Hay guionistas que parecen provistos de un reloj orgánico perfecto; un artefacto genético que les sirve para medir los ritmos narrativos con una intuición de precisión casi quirúrgica. Son seres excepcionales, fieles a las reglas del género, de los que siguen los preceptos sencillos que nacen del «escribe sobre lo que conozcas» para convertir reglas universales en historias apasionantes de una solidez absoluta. Después de leer los cómics de Tom King, uno llega al convencimiento de que este americano es uno de esos privilegiados, poseedores de una perspectiva única del medio y una visión acerada que les lleva a crear magníficas obras del noveno arte. Capaz de imaginar situaciones entre lo cotidiano y lo terrorífico, entre lo mundano y lo extraordinario, sus diálogos son heladoras conversaciones que desnudan el alma de los personajes que las entonan. De extraterrestres a androides casi humanos, pasando por espías, diligentes torturadores y jefas de la mafia local, parece que no hay tecla que este exagente de la CIA no sea capaz de pulsar con maestría.
Cualquiera de estas virtudes argumentales pueden encontrarse en El Sheriff de Babilonia, la historia de un asesinato cometido en una tierra llena de muertos; un crimen que nadie investigaría cuando las víctimas se cuentan por decenas en cada uno de los terribles atentados diarios.
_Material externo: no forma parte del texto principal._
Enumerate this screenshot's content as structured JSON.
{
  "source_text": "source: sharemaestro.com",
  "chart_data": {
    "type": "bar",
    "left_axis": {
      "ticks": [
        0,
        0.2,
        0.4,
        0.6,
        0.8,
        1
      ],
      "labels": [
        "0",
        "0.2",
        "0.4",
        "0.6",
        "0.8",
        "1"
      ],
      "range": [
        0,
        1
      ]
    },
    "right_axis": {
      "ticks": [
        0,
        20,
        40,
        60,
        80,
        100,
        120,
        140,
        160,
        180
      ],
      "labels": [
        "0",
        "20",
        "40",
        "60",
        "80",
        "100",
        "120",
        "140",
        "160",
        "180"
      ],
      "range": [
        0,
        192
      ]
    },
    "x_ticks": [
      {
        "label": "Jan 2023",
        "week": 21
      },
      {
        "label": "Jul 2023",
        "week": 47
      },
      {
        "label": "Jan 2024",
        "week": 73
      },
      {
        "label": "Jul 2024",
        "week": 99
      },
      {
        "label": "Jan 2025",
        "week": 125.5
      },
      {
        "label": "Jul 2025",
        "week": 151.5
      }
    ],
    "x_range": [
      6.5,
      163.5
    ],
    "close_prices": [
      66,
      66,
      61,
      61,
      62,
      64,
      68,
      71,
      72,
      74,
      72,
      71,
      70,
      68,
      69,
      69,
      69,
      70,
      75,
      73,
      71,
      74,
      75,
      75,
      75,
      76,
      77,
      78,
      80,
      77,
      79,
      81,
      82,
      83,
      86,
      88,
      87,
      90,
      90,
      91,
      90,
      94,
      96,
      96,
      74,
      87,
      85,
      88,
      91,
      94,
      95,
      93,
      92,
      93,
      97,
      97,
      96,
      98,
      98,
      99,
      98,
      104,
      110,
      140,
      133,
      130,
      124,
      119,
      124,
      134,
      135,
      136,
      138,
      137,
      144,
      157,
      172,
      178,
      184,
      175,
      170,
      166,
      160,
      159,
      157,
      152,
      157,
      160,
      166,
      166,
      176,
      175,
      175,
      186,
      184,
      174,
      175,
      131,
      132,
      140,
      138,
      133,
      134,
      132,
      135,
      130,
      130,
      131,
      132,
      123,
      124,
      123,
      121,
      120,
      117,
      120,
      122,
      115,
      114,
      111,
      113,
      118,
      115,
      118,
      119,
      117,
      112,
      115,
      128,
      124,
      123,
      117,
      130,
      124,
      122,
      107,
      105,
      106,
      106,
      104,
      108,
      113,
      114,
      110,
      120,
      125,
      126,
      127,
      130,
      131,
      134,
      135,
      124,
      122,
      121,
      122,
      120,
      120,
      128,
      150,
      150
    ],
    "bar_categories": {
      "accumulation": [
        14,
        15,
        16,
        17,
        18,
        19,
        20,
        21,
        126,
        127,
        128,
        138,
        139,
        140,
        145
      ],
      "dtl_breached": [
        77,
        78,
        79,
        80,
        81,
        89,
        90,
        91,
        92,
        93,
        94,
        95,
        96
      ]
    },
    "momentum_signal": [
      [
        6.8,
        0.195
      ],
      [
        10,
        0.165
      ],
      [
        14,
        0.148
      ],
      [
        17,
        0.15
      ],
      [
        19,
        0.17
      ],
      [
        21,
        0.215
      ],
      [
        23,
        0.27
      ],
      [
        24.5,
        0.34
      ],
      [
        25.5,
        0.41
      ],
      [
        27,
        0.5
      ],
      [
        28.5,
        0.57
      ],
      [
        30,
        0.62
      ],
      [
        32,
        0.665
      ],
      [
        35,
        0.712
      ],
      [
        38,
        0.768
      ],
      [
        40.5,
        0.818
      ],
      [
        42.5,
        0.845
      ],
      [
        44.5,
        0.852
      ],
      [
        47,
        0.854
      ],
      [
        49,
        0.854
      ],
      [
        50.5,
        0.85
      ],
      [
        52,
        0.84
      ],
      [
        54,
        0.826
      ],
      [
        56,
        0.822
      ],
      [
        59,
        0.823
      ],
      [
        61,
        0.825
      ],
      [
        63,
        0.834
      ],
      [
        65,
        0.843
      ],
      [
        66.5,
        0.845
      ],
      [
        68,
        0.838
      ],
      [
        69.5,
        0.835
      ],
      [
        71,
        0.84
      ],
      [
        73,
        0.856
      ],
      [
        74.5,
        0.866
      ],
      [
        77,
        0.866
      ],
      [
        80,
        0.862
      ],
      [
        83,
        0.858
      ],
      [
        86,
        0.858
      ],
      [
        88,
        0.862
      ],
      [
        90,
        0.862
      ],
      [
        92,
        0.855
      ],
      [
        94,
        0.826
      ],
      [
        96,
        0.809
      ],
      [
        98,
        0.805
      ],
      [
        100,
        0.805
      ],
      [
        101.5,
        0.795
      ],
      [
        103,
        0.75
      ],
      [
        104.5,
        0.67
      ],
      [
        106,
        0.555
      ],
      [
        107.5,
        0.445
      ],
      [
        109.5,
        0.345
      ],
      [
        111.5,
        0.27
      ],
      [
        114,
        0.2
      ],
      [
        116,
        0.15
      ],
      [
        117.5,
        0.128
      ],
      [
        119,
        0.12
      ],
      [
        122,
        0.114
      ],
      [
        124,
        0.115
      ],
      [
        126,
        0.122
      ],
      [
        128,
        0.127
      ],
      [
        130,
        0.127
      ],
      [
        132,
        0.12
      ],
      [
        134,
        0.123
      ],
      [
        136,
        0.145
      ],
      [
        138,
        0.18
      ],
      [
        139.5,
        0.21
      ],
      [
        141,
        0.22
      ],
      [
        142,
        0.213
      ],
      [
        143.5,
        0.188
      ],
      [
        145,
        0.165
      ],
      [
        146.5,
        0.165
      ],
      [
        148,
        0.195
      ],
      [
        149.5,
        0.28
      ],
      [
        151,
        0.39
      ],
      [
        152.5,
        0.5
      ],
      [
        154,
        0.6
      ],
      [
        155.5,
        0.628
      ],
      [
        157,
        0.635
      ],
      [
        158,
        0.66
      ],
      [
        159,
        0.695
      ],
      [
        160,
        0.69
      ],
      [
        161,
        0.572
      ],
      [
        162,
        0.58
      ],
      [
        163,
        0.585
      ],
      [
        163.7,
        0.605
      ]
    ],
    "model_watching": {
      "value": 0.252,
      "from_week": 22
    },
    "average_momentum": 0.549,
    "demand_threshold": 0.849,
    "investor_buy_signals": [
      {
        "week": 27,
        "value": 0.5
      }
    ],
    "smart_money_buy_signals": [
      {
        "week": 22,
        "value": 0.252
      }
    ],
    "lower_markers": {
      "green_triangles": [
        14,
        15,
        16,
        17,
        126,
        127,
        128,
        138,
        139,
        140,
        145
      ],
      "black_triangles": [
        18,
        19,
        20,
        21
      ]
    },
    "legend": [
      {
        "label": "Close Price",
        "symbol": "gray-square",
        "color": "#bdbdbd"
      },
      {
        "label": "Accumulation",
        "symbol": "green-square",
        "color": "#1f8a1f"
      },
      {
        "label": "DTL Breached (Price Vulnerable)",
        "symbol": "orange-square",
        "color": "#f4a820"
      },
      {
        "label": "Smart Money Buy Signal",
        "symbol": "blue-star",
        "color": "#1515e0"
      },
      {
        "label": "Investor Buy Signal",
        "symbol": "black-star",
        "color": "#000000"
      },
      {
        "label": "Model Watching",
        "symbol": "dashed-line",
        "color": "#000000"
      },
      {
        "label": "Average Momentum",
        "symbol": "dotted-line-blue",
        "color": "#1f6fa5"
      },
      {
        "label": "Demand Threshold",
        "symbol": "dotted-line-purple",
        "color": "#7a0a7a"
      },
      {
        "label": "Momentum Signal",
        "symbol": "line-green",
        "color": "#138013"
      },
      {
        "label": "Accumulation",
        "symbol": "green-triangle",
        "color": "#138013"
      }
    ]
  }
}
King demuestra inteligencia y pragmatismo al aprovechar como base su experiencia en la Bagdad recién conquistada, donde la tiranía de Sadam Hussein ha sido sustituida por el caos y la burocracia, y construye a fuego lento un relato de emociones y miserias. La anarquía gobernada desde la Zona Verde por el ejército de los Estados Unidos, más preocupado por conceder provechosas contratas para reconstruir el país que por establecer un sistema democrático plenamente funcional, es el caldo de cultivo perfecto para esta mezcla de thriller y drama.
Desde la primera página queda claro que no va a haber concesiones. Todo comienza con un disparo que no vemos; con el homicidio de un ciudadano anónimo en un país demolido y condenado al salvajismo. Sin embargo, para Christopher Henry, el policía protagonista del tebeo, este acto de violencia transformado en monótona anécdota es la espoleta que iniciará una investigación a todas luces absurda en el clima generalizado de impunidad. Ese cadáver que yace en el suelo con la tapa de los sesos levantada es uno de sus reclutas, un miembro de las nuevas fuerzas de la ley iraquí que a él le han encargado entrenar. Es alguien que conocía. Es su responsabilidad. También es una oportunidad única para purgar sus pecados. Un medio ideal para exorcizar los demonios personales que le siguen como una condena. Una excusa para hacer justicia en una tierra en la que solo queda venganza. Cuando nada tiene sentido, la necesidad de aferrarse a un código de conducta propio es imprescindible para no acabar volviéndose loco.
A medio camino entre el género bélico y la serie negra, la trama transcurre con deliberada lentitud, dosificada con pulso televisivo, situándonos como espectadores de un reality gélido, carente de héroes o villanos. Ayudado por el dibujo sucio y realista de Mitch Gerads, El Sheriff de Babilonia es un tapiz de marrones arenosos y verdes apagados; colores propios del desierto chocando contra lo militar, en una alegoría ensuciada por sangre coagulada o borrones de tinta. Las imágenes saltan del detalle fotográfico al trabajo de campo apresurado, pero lleno de intensidad. Son estampas que mezclan escenas repetidas en una iteración estática y dolorosa con los flashes de los estallidos que recorren una ciudad sitiada por los intereses económicos y el terror. Cada capítulo transmite incomodidad, una tensión ambiental casi insoportable que contrasta con los rostros bovinos de aquellos que obvian los derechos humanos con la excusa de una bandera, un credo religioso o el supuesto interés general.
Al final, lo que dejan claro King y Gerads, en su excelente interpretación de la situación de Irak, es una idea recurrente y presente cada día en los informativos: no es necesario morir para ir al infierno. E incluso una vez allí, siempre habrá alguien peleando por hacerse con el control, aunque sea el peor lugar imaginable sobre la faz de la tierra. Nunca falta gente dispuesta a ser el rey del pudridero.